Le terribili sofferenze 
Il Bonino assistè all'atto, impassibile. Parve finalmente soddisfatto del sacrificio supremo che mi
aveva imposto. Io rimasi alcuni istanti come istupidita. Ancora non comprendevo la terribile
realtà della mia posizione. Me ne accorsi però poco dopo quando il veleno incominciò la sua
terribile opera, strappandomi grida e singulti di spasimo. Il Bonino parve allora misurare le
conseguenze che in suo danno avrebbero potuto venire, e assumendo un tono supplichevole
mi scongiurò di nascondere la verità dicendo che mi ero avvelenata di mia volontà. Glie lo
promisi, e mantenni la parola! Nulla avrei mai detto se ella non fosse venuto qui.
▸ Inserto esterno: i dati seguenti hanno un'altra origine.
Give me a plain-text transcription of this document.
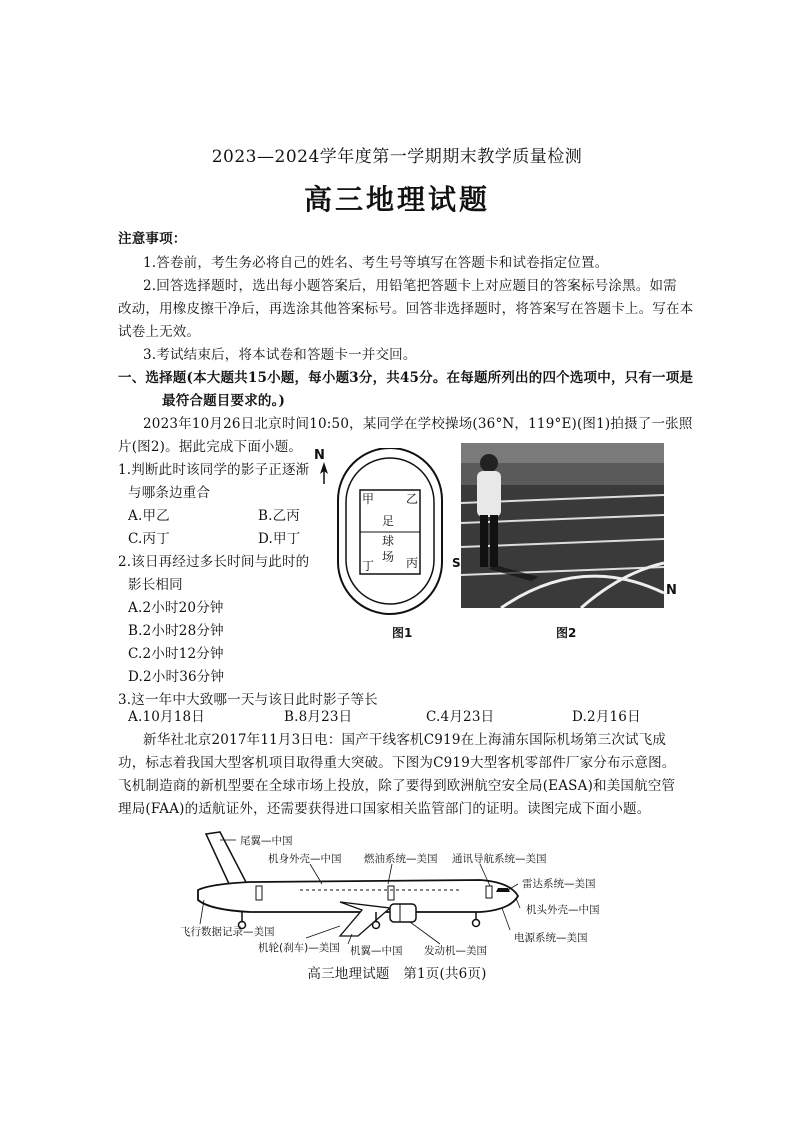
2023—2024学年度第一学期期末教学质量检测
高三地理试题
注意事项：
1.答卷前，考生务必将自己的姓名、考生号等填写在答题卡和试卷指定位置。
2.回答选择题时，选出每小题答案后，用铅笔把答题卡上对应题目的答案标号涂黑。如需
改动，用橡皮擦干净后，再选涂其他答案标号。回答非选择题时，将答案写在答题卡上。写在本
试卷上无效。
3.考试结束后，将本试卷和答题卡一并交回。
一、选择题(本大题共15小题，每小题3分，共45分。在每题所列出的四个选项中，只有一项是
最符合题目要求的。)
2023年10月26日北京时间10:50，某同学在学校操场(36°N，119°E)(图1)拍摄了一张照
片(图2)。据此完成下面小题。
1.判断此时该同学的影子正逐渐
与哪条边重合
A.甲乙	B.乙丙
C.丙丁	D.甲丁
2.该日再经过多长时间与此时的
影长相同
A.2小时20分钟
B.2小时28分钟
C.2小时12分钟
D.2小时36分钟
N
S
甲	乙
丙
丁
足
球
场
图1
N
图2
3.这一年中大致哪一天与该日此时影子等长
A.10月18日	B.8月23日	C.4月23日	D.2月16日
新华社北京2017年11月3日电：国产干线客机C919在上海浦东国际机场第三次试飞成
功，标志着我国大型客机项目取得重大突破。下图为C919大型客机零部件厂家分布示意图。
飞机制造商的新机型要在全球市场上投放，除了要得到欧洲航空安全局(EASA)和美国航空管
理局(FAA)的适航证外，还需要获得进口国家相关监管部门的证明。读图完成下面小题。
尾翼—中国
机身外壳—中国 燃油系统—美国 通讯导航系统—美国
雷达系统—美国
机头外壳—中国
电源系统—美国
飞行数据记录—美国
机轮(刹车)—美国 机翼—中国 发动机—美国
高三地理试题　第1页(共6页)
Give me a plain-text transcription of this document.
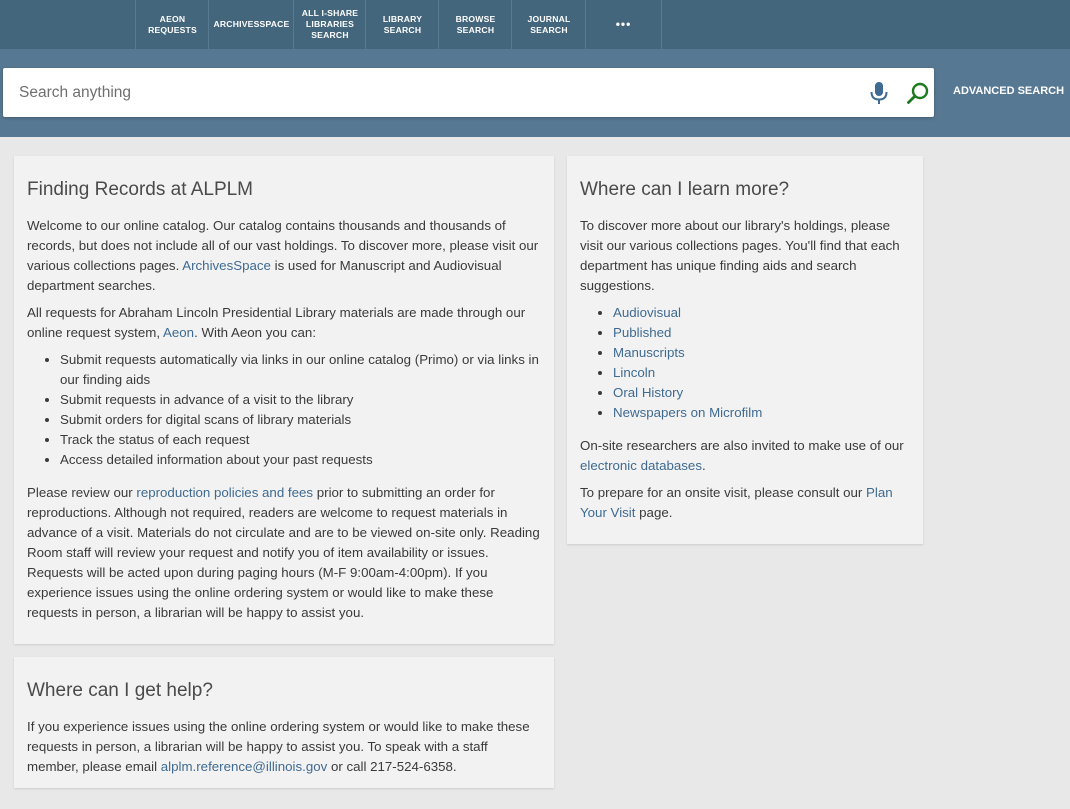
AEON
REQUESTS
ARCHIVESSPACE
ALL I-SHARE
LIBRARIES
SEARCH
LIBRARY
SEARCH
BROWSE
SEARCH
JOURNAL
SEARCH	•••
Search anything
ADVANCED SEARCH
Finding Records at ALPLM

Welcome to our online catalog. Our catalog contains thousands and thousands of records, but does not include all of our vast holdings. To discover more, please visit our various collections pages. ArchivesSpace is used for Manuscript and Audiovisual department searches.

All requests for Abraham Lincoln Presidential Library materials are made through our online request system, Aeon. With Aeon you can:

• Submit requests automatically via links in our online catalog (Primo) or via links in our finding aids
• Submit requests in advance of a visit to the library
• Submit orders for digital scans of library materials
• Track the status of each request
• Access detailed information about your past requests

Please review our reproduction policies and fees prior to submitting an order for reproductions. Although not required, readers are welcome to request materials in advance of a visit. Materials do not circulate and are to be viewed on-site only. Reading Room staff will review your request and notify you of item availability or issues. Requests will be acted upon during paging hours (M-F 9:00am-4:00pm). If you experience issues using the online ordering system or would like to make these requests in person, a librarian will be happy to assist you.

Where can I get help?

If you experience issues using the online ordering system or would like to make these requests in person, a librarian will be happy to assist you. To speak with a staff member, please email alplm.reference@illinois.gov or call 217-524-6358.

Where can I learn more?

To discover more about our library's holdings, please visit our various collections pages. You'll find that each department has unique finding aids and search suggestions.

• Audiovisual
• Published
• Manuscripts
• Lincoln
• Oral History
• Newspapers on Microfilm

On-site researchers are also invited to make use of our electronic databases.

To prepare for an onsite visit, please consult our Plan Your Visit page.
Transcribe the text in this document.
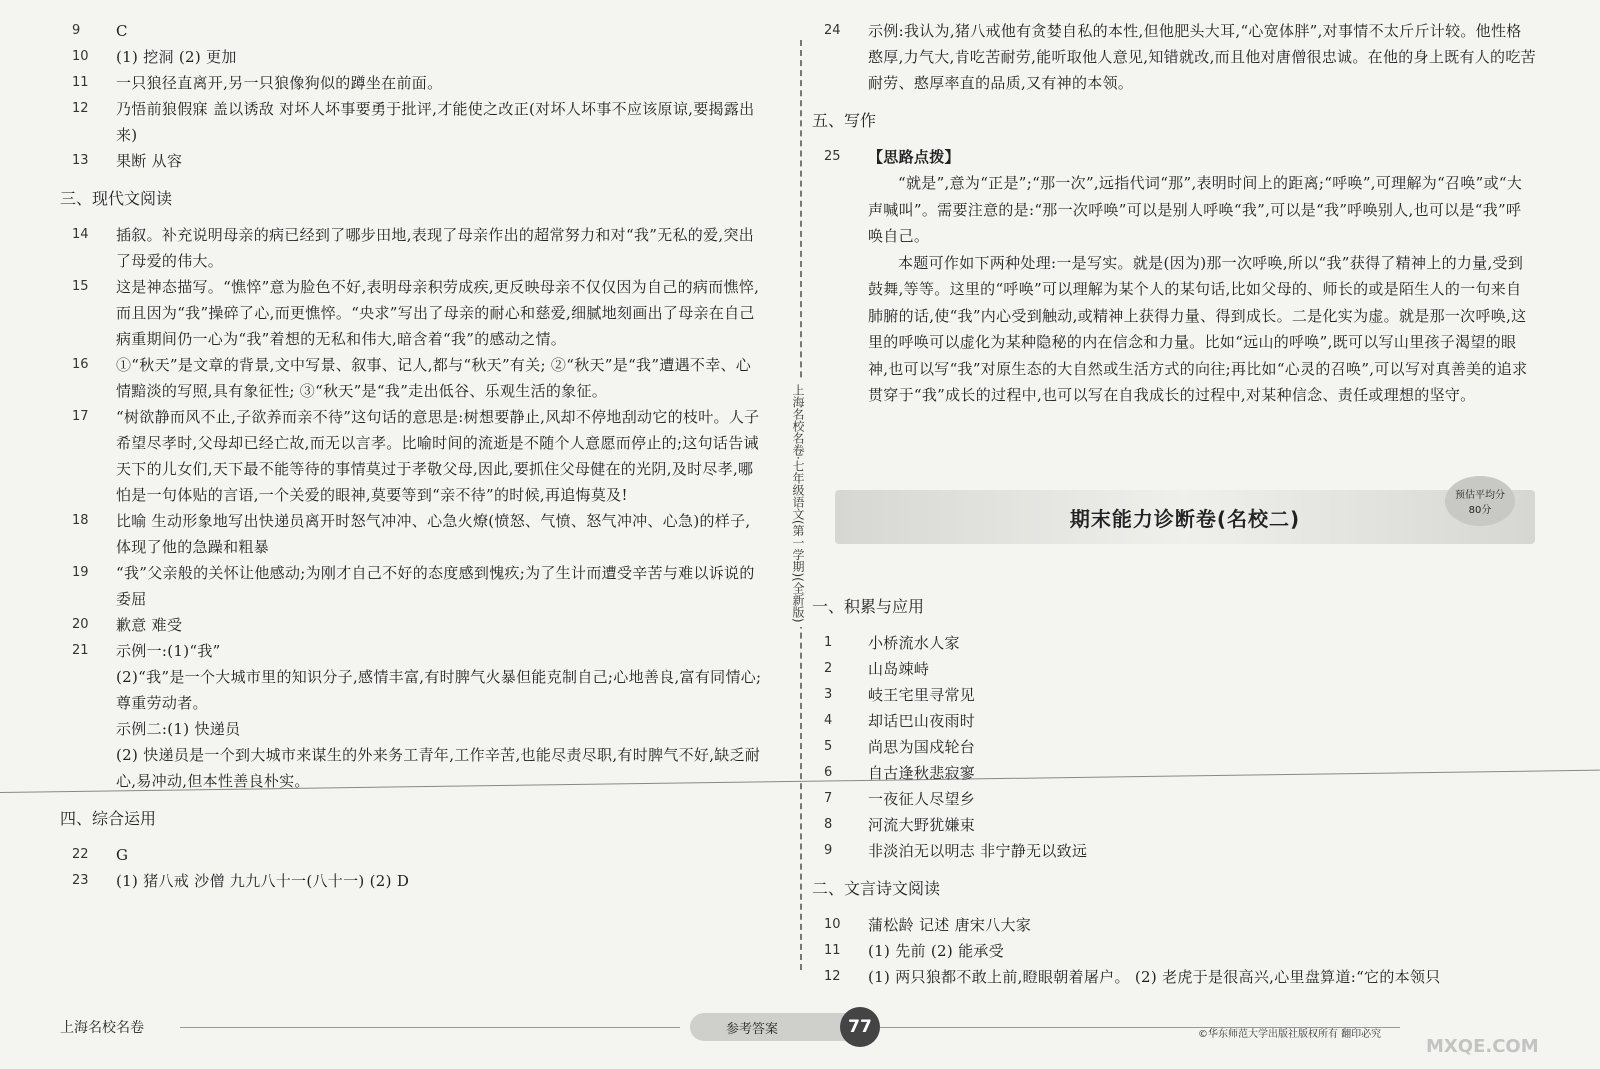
9	C
10	(1) 挖洞 (2) 更加
11	一只狼径直离开,另一只狼像狗似的蹲坐在前面。
12	乃悟前狼假寐 盖以诱敌 对坏人坏事要勇于批评,才能使之改正(对坏人坏事不应该原谅,要揭露出来)
13	果断 从容
三、现代文阅读
14	插叙。补充说明母亲的病已经到了哪步田地,表现了母亲作出的超常努力和对“我”无私的爱,突出了母爱的伟大。
15	这是神态描写。“憔悴”意为脸色不好,表明母亲积劳成疾,更反映母亲不仅仅因为自己的病而憔悴,而且因为“我”操碎了心,而更憔悴。“央求”写出了母亲的耐心和慈爱,细腻地刻画出了母亲在自己病重期间仍一心为“我”着想的无私和伟大,暗含着“我”的感动之情。
16	①“秋天”是文章的背景,文中写景、叙事、记人,都与“秋天”有关; ②“秋天”是“我”遭遇不幸、心情黯淡的写照,具有象征性; ③“秋天”是“我”走出低谷、乐观生活的象征。
17	“树欲静而风不止,子欲养而亲不待”这句话的意思是:树想要静止,风却不停地刮动它的枝叶。人子希望尽孝时,父母却已经亡故,而无以言孝。比喻时间的流逝是不随个人意愿而停止的;这句话告诫天下的儿女们,天下最不能等待的事情莫过于孝敬父母,因此,要抓住父母健在的光阴,及时尽孝,哪怕是一句体贴的言语,一个关爱的眼神,莫要等到“亲不待”的时候,再追悔莫及!
18	比喻 生动形象地写出快递员离开时怒气冲冲、心急火燎(愤怒、气愤、怒气冲冲、心急)的样子,体现了他的急躁和粗暴
19	“我”父亲般的关怀让他感动;为刚才自己不好的态度感到愧疚;为了生计而遭受辛苦与难以诉说的委屈
20	歉意 难受
21	示例一:(1)“我”
(2)“我”是一个大城市里的知识分子,感情丰富,有时脾气火暴但能克制自己;心地善良,富有同情心;尊重劳动者。
示例二:(1) 快递员
(2) 快递员是一个到大城市来谋生的外来务工青年,工作辛苦,也能尽责尽职,有时脾气不好,缺乏耐心,易冲动,但本性善良朴实。
四、综合运用
22	G
23	(1) 猪八戒 沙僧 九九八十一(八十一) (2) D
上海名校名卷·七年级语文(第一学期)(全新版)
24	示例:我认为,猪八戒他有贪婪自私的本性,但他肥头大耳,“心宽体胖”,对事情不太斤斤计较。他性格憨厚,力气大,肯吃苦耐劳,能听取他人意见,知错就改,而且他对唐僧很忠诚。在他的身上既有人的吃苦耐劳、憨厚率直的品质,又有神的本领。
五、写作
25	【思路点拨】

“就是”,意为“正是”;“那一次”,远指代词“那”,表明时间上的距离;“呼唤”,可理解为“召唤”或“大声喊叫”。需要注意的是:“那一次呼唤”可以是别人呼唤“我”,可以是“我”呼唤别人,也可以是“我”呼唤自己。

本题可作如下两种处理:一是写实。就是(因为)那一次呼唤,所以“我”获得了精神上的力量,受到鼓舞,等等。这里的“呼唤”可以理解为某个人的某句话,比如父母的、师长的或是陌生人的一句来自肺腑的话,使“我”内心受到触动,或精神上获得力量、得到成长。二是化实为虚。就是那一次呼唤,这里的呼唤可以虚化为某种隐秘的内在信念和力量。比如“远山的呼唤”,既可以写山里孩子渴望的眼神,也可以写“我”对原生态的大自然或生活方式的向往;再比如“心灵的召唤”,可以写对真善美的追求贯穿于“我”成长的过程中,也可以写在自我成长的过程中,对某种信念、责任或理想的坚守。

期末能力诊断卷(名校二)
预估平均分
80分
一、积累与应用
1	小桥流水人家
2	山岛竦峙
3	岐王宅里寻常见
4	却话巴山夜雨时
5	尚思为国戍轮台
6	自古逢秋悲寂寥
7	一夜征人尽望乡
8	河流大野犹嫌束
9	非淡泊无以明志 非宁静无以致远
二、文言诗文阅读
10	蒲松龄 记述 唐宋八大家
11	(1) 先前 (2) 能承受
12	(1) 两只狼都不敢上前,瞪眼朝着屠户。 (2) 老虎于是很高兴,心里盘算道:“它的本领只
上海名校名卷	参考答案	77	©华东师范大学出版社版权所有 翻印必究
MXQE.COM
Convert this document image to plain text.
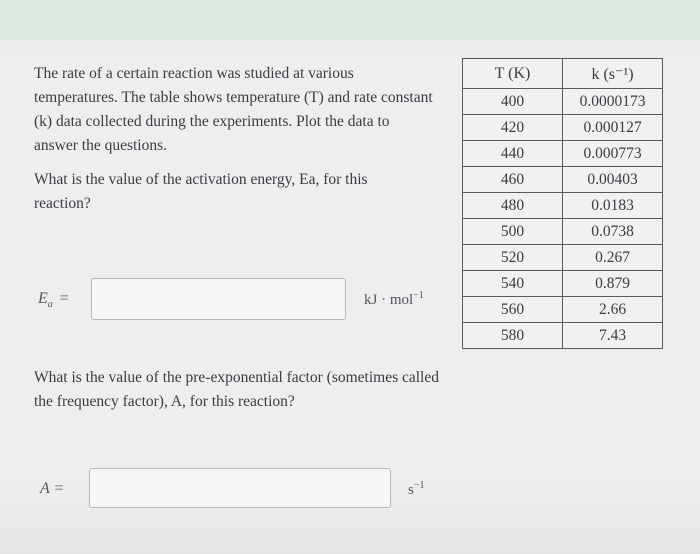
The rate of a certain reaction was studied at various temperatures. The table shows temperature (T) and rate constant (k) data collected during the experiments. Plot the data to answer the questions.
What is the value of the activation energy, Ea, for this reaction?
$E_a$ =	kJ · mol$^{-1}$
What is the value of the pre-exponential factor (sometimes called the frequency factor), A, for this reaction?
A =	$s^{-1}$
T (K)	k (s⁻¹)
400	0.0000173
420	0.000127
440	0.000773
460	0.00403
480	0.0183
500	0.0738
520	0.267
540	0.879
560	2.66
580	7.43
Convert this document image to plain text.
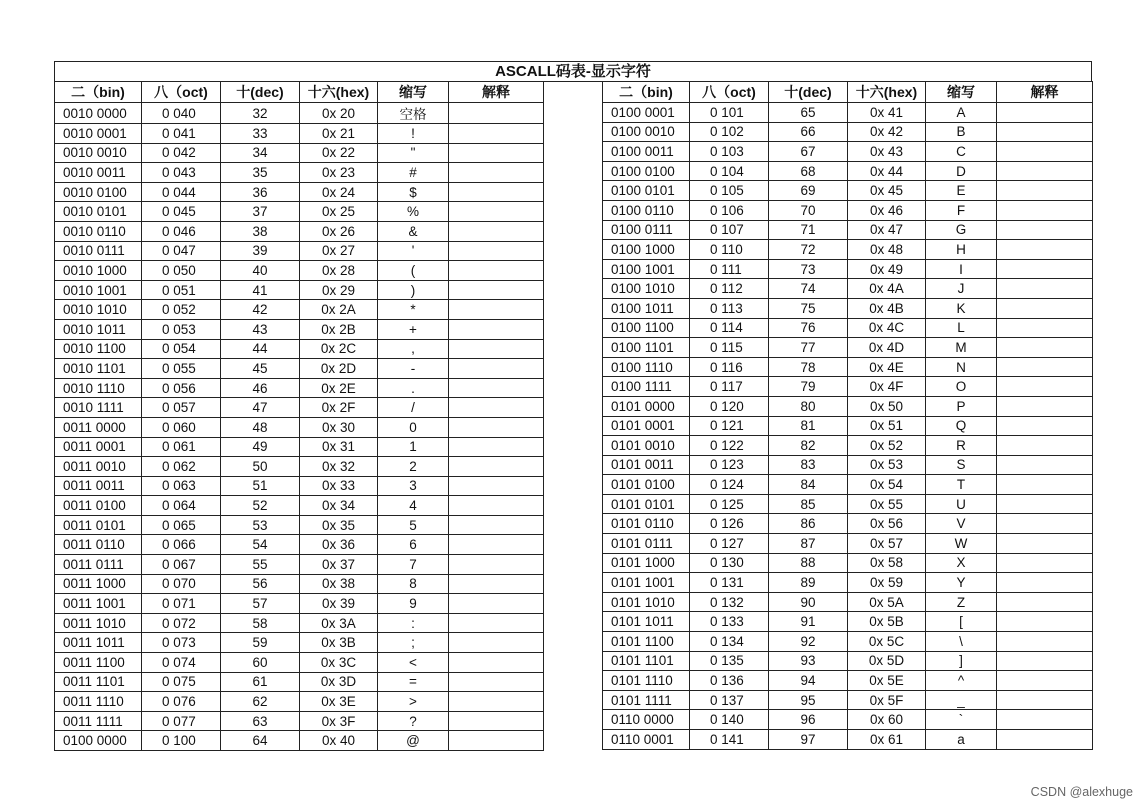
ASCALL码表-显示字符
二（bin)	八（oct)	十(dec)	十六(hex)	缩写	解释
0010 0000	0 040	32	0x 20	空格	
0010 0001	0 041	33	0x 21	!	
0010 0010	0 042	34	0x 22	"	
0010 0011	0 043	35	0x 23	#	
0010 0100	0 044	36	0x 24	$	
0010 0101	0 045	37	0x 25	%	
0010 0110	0 046	38	0x 26	&	
0010 0111	0 047	39	0x 27	'	
0010 1000	0 050	40	0x 28	(	
0010 1001	0 051	41	0x 29	)	
0010 1010	0 052	42	0x 2A	*	
0010 1011	0 053	43	0x 2B	+	
0010 1100	0 054	44	0x 2C	,	
0010 1101	0 055	45	0x 2D	-	
0010 1110	0 056	46	0x 2E	.	
0010 1111	0 057	47	0x 2F	/	
0011 0000	0 060	48	0x 30	0	
0011 0001	0 061	49	0x 31	1	
0011 0010	0 062	50	0x 32	2	
0011 0011	0 063	51	0x 33	3	
0011 0100	0 064	52	0x 34	4	
0011 0101	0 065	53	0x 35	5	
0011 0110	0 066	54	0x 36	6	
0011 0111	0 067	55	0x 37	7	
0011 1000	0 070	56	0x 38	8	
0011 1001	0 071	57	0x 39	9	
0011 1010	0 072	58	0x 3A	:	
0011 1011	0 073	59	0x 3B	;	
0011 1100	0 074	60	0x 3C	<	
0011 1101	0 075	61	0x 3D	=	
0011 1110	0 076	62	0x 3E	>	
0011 1111	0 077	63	0x 3F	?	
0100 0000	0 100	64	0x 40	@	
二（bin)	八（oct)	十(dec)	十六(hex)	缩写	解释
0100 0001	0 101	65	0x 41	A	
0100 0010	0 102	66	0x 42	B	
0100 0011	0 103	67	0x 43	C	
0100 0100	0 104	68	0x 44	D	
0100 0101	0 105	69	0x 45	E	
0100 0110	0 106	70	0x 46	F	
0100 0111	0 107	71	0x 47	G	
0100 1000	0 110	72	0x 48	H	
0100 1001	0 111	73	0x 49	I	
0100 1010	0 112	74	0x 4A	J	
0100 1011	0 113	75	0x 4B	K	
0100 1100	0 114	76	0x 4C	L	
0100 1101	0 115	77	0x 4D	M	
0100 1110	0 116	78	0x 4E	N	
0100 1111	0 117	79	0x 4F	O	
0101 0000	0 120	80	0x 50	P	
0101 0001	0 121	81	0x 51	Q	
0101 0010	0 122	82	0x 52	R	
0101 0011	0 123	83	0x 53	S	
0101 0100	0 124	84	0x 54	T	
0101 0101	0 125	85	0x 55	U	
0101 0110	0 126	86	0x 56	V	
0101 0111	0 127	87	0x 57	W	
0101 1000	0 130	88	0x 58	X	
0101 1001	0 131	89	0x 59	Y	
0101 1010	0 132	90	0x 5A	Z	
0101 1011	0 133	91	0x 5B	[	
0101 1100	0 134	92	0x 5C	\	
0101 1101	0 135	93	0x 5D	]	
0101 1110	0 136	94	0x 5E	^	
0101 1111	0 137	95	0x 5F	_	
0110 0000	0 140	96	0x 60	`	
0110 0001	0 141	97	0x 61	a	
CSDN @alexhuge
I dolori intanto
aumentavano — continuò — e allora ti Bonino svegliò la vicina di casa. Corto Angela, che
premurosamente accorse e mi preparò una tazza di camomilla, il che non valse, certo, a togliermi
le sofferenze. Fu allora deciso di accompagnarmi al vicino Ospedale di San Giovanni; il che fu
fatto. 
Lettere compromettenti  
Abbiamo detto più sopra che il Bonino si allontanò da Torino per assumere un impiego di
chauffeur a Nicastro in Calabria. La lontananza però non aveva dato la tranquillità all’animo suo.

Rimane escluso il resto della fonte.